A school counselor came to my room. He asked if he might talk to the students about the murder so as to alleviate their trauma. I asked him why he thought they must be suffering trauma. They must be, he asserted. I asked him why he thought talking about it would alleviate it, they were, after all, recently arrived Asian students, not aficionados of Sally Jesse Raphael or Oprah Winfrey. He looked at me as if I were an imbecile. Besides, I added, they don't speak much English. Would he want to risk a misunderstanding, considering he didn't speak Hmong, Khmer, Spanish or Vietnamese? The counselor retreated.
A half hour later, the principal called all the students and teachers in the ESOL program down to the auditorium. This was about 10% of the entire school population. Present on stage were the heads of the local community relations departments from the police, the neighborhood council and the city council. Two translators were present: one Khmer, the other, Vietnamese. No translators were provided for speakers of Hmong, Lao, Cantonese, Mandarin, Korean, Ibo, Amharic, Tigrinia, Fon, French Creole, Portuguese or Spanish. No assembly was planned for the rest of the school population, 1100 students who, too, knew full well of the murder and the rumors about it.

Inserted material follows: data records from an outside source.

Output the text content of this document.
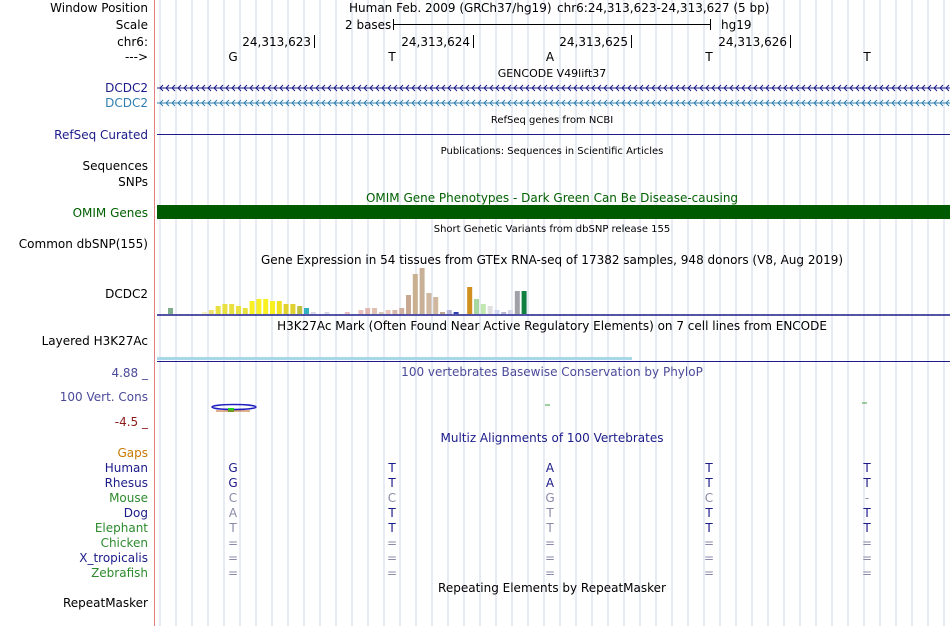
Window Position
Scale
chr6:
--->
Human Feb. 2009 (GRCh37/hg19) chr6:24,313,623-24,313,627 (5 bp)
2 bases	hg19
24,313,623	24,313,624	24,313,625	24,313,626
G	T	A	T	T
GENCODE V49lift37
DCDC2
DCDC2
RefSeq genes from NCBI
RefSeq Curated
Publications: Sequences in Scientific Articles
Sequences
SNPs
OMIM Gene Phenotypes - Dark Green Can Be Disease-causing
OMIM Genes
Short Genetic Variants from dbSNP release 155
Common dbSNP(155)
Gene Expression in 54 tissues from GTEx RNA-seq of 17382 samples, 948 donors (V8, Aug 2019)
DCDC2
H3K27Ac Mark (Often Found Near Active Regulatory Elements) on 7 cell lines from ENCODE
Layered H3K27Ac
4.88 _	100 vertebrates Basewise Conservation by PhyloP
100 Vert. Cons
-4.5 _
Multiz Alignments of 100 Vertebrates
Gaps
Human	G	T	A	T	T
Rhesus	G	T	A	T	T
Mouse	C	C	G	C	-
Dog	A	T	T	T	T
Elephant	T	T	T	T	T
Chicken	=	=	=	=	=
X_tropicalis	=	=	=	=	=
Zebrafish	=	=	=	=	=
Repeating Elements by RepeatMasker
RepeatMasker
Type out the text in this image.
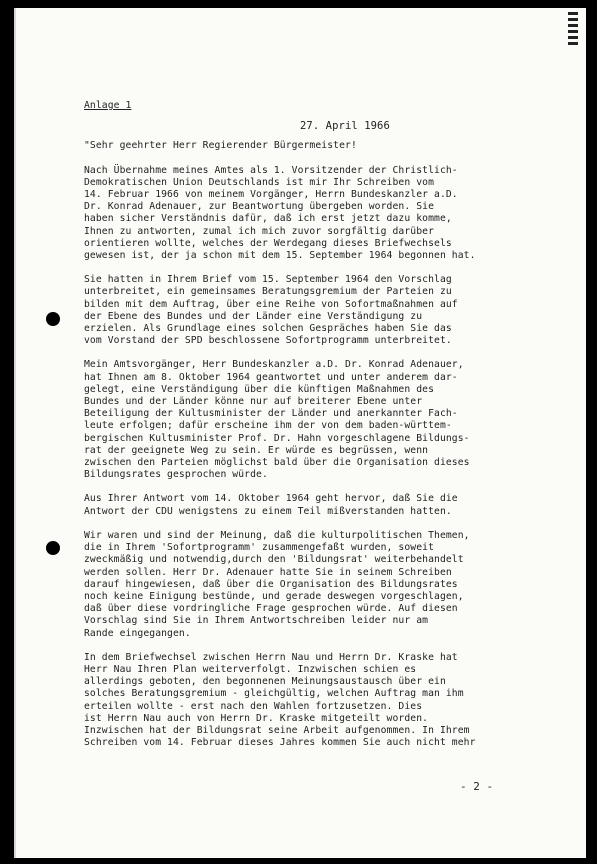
Anlage 1
27. April 1966
"Sehr geehrter Herr Regierender Bürgermeister!

Nach Übernahme meines Amtes als 1. Vorsitzender der Christlich-
Demokratischen Union Deutschlands ist mir Ihr Schreiben vom
14. Februar 1966 von meinem Vorgänger, Herrn Bundeskanzler a.D.
Dr. Konrad Adenauer, zur Beantwortung übergeben worden. Sie
haben sicher Verständnis dafür, daß ich erst jetzt dazu komme,
Ihnen zu antworten, zumal ich mich zuvor sorgfältig darüber
orientieren wollte, welches der Werdegang dieses Briefwechsels
gewesen ist, der ja schon mit dem 15. September 1964 begonnen hat.

Sie hatten in Ihrem Brief vom 15. September 1964 den Vorschlag
unterbreitet, ein gemeinsames Beratungsgremium der Parteien zu
bilden mit dem Auftrag, über eine Reihe von Sofortmaßnahmen auf
der Ebene des Bundes und der Länder eine Verständigung zu
erzielen. Als Grundlage eines solchen Gespräches haben Sie das
vom Vorstand der SPD beschlossene Sofortprogramm unterbreitet.

Mein Amtsvorgänger, Herr Bundeskanzler a.D. Dr. Konrad Adenauer,
hat Ihnen am 8. Oktober 1964 geantwortet und unter anderem dar-
gelegt, eine Verständigung über die künftigen Maßnahmen des
Bundes und der Länder könne nur auf breiterer Ebene unter
Beteiligung der Kultusminister der Länder und anerkannter Fach-
leute erfolgen; dafür erscheine ihm der von dem baden-württem-
bergischen Kultusminister Prof. Dr. Hahn vorgeschlagene Bildungs-
rat der geeignete Weg zu sein. Er würde es begrüssen, wenn
zwischen den Parteien möglichst bald über die Organisation dieses
Bildungsrates gesprochen würde.

Aus Ihrer Antwort vom 14. Oktober 1964 geht hervor, daß Sie die
Antwort der CDU wenigstens zu einem Teil mißverstanden hatten.

Wir waren und sind der Meinung, daß die kulturpolitischen Themen,
die in Ihrem 'Sofortprogramm' zusammengefaßt wurden, soweit
zweckmäßig und notwendig,durch den 'Bildungsrat' weiterbehandelt
werden sollen. Herr Dr. Adenauer hatte Sie in seinem Schreiben
darauf hingewiesen, daß über die Organisation des Bildungsrates
noch keine Einigung bestünde, und gerade deswegen vorgeschlagen,
daß über diese vordringliche Frage gesprochen würde. Auf diesen
Vorschlag sind Sie in Ihrem Antwortschreiben leider nur am
Rande eingegangen.

In dem Briefwechsel zwischen Herrn Nau und Herrn Dr. Kraske hat
Herr Nau Ihren Plan weiterverfolgt. Inzwischen schien es
allerdings geboten, den begonnenen Meinungsaustausch über ein
solches Beratungsgremium - gleichgültig, welchen Auftrag man ihm
erteilen wollte - erst nach den Wahlen fortzusetzen. Dies
ist Herrn Nau auch von Herrn Dr. Kraske mitgeteilt worden.
Inzwischen hat der Bildungsrat seine Arbeit aufgenommen. In Ihrem
Schreiben vom 14. Februar dieses Jahres kommen Sie auch nicht mehr

- 2 -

The speakers told the students they were concerned that the students not jump to conclusions about who the perpetrators of the "unfortunate incident" might be. They insisted that the "terrible event" was shocking to all but that the students should reserve judgment as to what had happened. After each five minutes or so of speechifying, the translators would take over. I asked one of my better Khmer students what was being said in Khmer. She said she could not figure out what was being said. Ditto in Vietnamese. Not once were the words "death", "murder", "killing" or "robbery" used. Not knowing the situation, someone overhearing the talks might imagine that an interracial argument had interrupted the school picnic.

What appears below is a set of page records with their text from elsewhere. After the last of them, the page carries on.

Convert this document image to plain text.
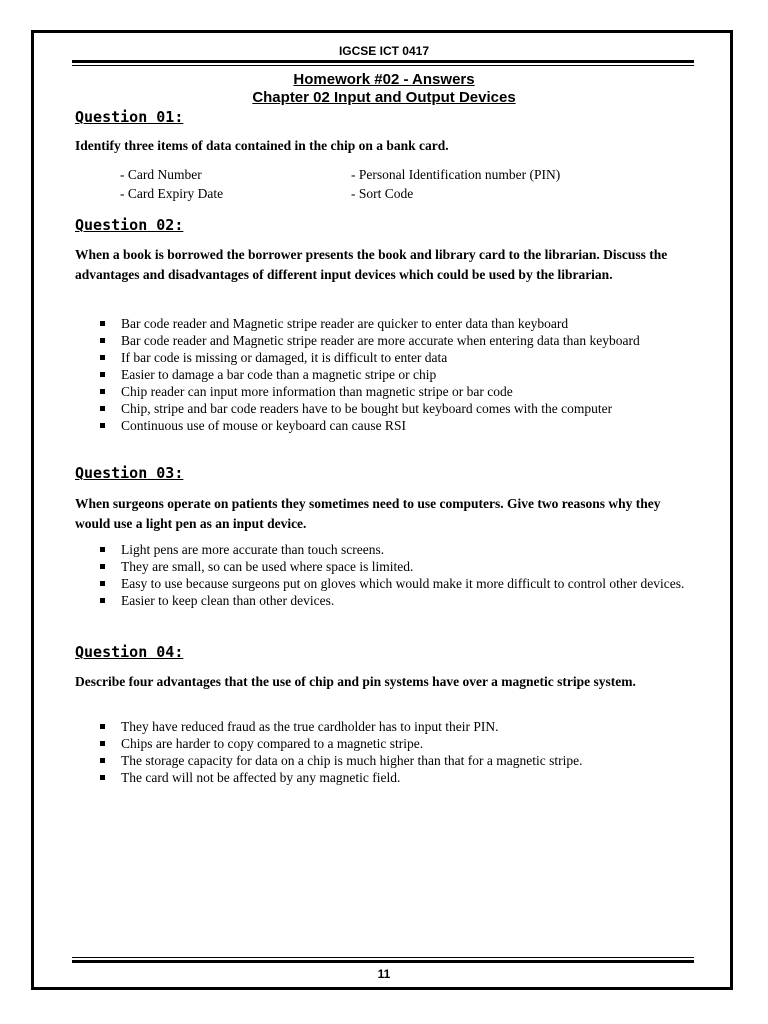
IGCSE ICT 0417
Homework #02 - Answers
Chapter 02 Input and Output Devices
Question 01:
Identify three items of data contained in the chip on a bank card.
- Card Number	- Personal Identification number (PIN)
- Card Expiry Date	- Sort Code
Question 02:
When a book is borrowed the borrower presents the book and library card to the librarian. Discuss the advantages and disadvantages of different input devices which could be used by the librarian.
Bar code reader and Magnetic stripe reader are quicker to enter data than keyboard
Bar code reader and Magnetic stripe reader are more accurate when entering data than keyboard
If bar code is missing or damaged, it is difficult to enter data
Easier to damage a bar code than a magnetic stripe or chip
Chip reader can input more information than magnetic stripe or bar code
Chip, stripe and bar code readers have to be bought but keyboard comes with the computer
Continuous use of mouse or keyboard can cause RSI
Question 03:
When surgeons operate on patients they sometimes need to use computers. Give two reasons why they would use a light pen as an input device.
Light pens are more accurate than touch screens.
They are small, so can be used where space is limited.
Easy to use because surgeons put on gloves which would make it more difficult to control other devices.
Easier to keep clean than other devices.
Question 04:
Describe four advantages that the use of chip and pin systems have over a magnetic stripe system.
They have reduced fraud as the true cardholder has to input their PIN.
Chips are harder to copy compared to a magnetic stripe.
The storage capacity for data on a chip is much higher than that for a magnetic stripe.
The card will not be affected by any magnetic field.
11
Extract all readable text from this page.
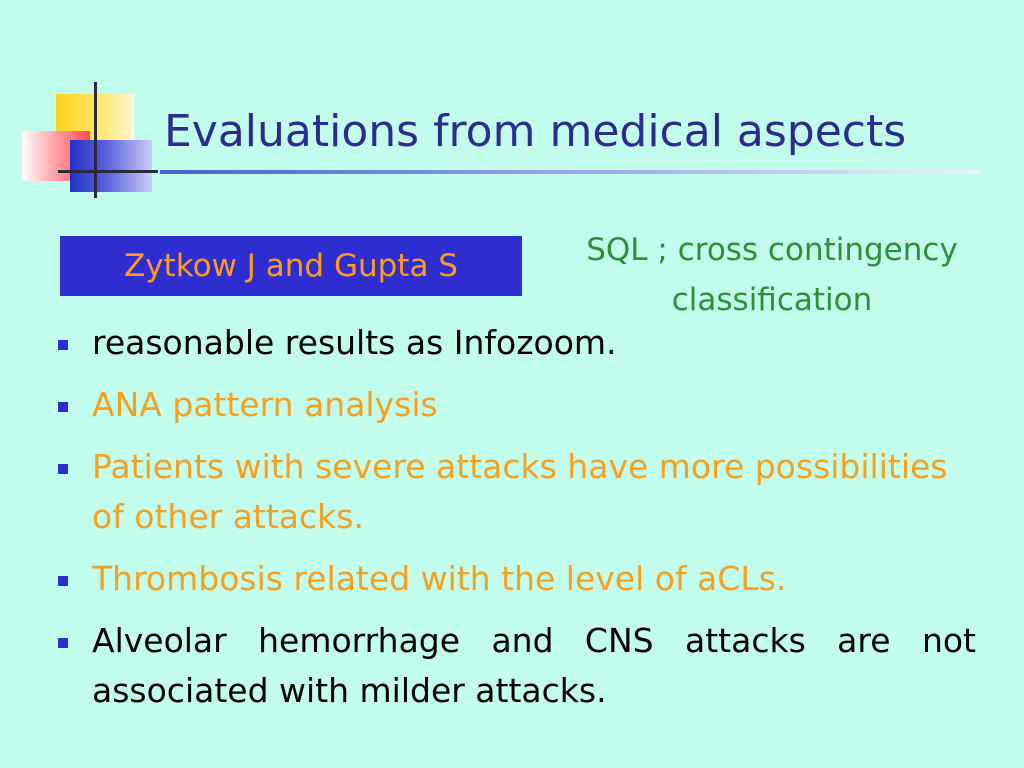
Evaluations from medical aspects
Zytkow J and Gupta S	SQL ; cross contingency
classification
reasonable results as Infozoom.
ANA pattern analysis
Patients with severe attacks have more possibilities of other attacks.
Thrombosis related with the level of aCLs.
Alveolar hemorrhage and CNS attacks are not associated with milder attacks.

The students began to get agitated. Many had no translations but figured it must be something important because adults in uniform and suits were talking at them. After about 45 minutes of this, during which no ESOL teacher present was asked to get involved with the students, the speakers called a halt to their presentation with the reminder that in America we are all friends.
As the agency heads and principal stood on the stage shaking each others' hands on a job well done, the students filed out back to their classrooms. "Shall we discuss what happened in the auditorium?" I asked my students. "Let's get back to work!" one suggested. Several others called out."Yeah! Get back to work!"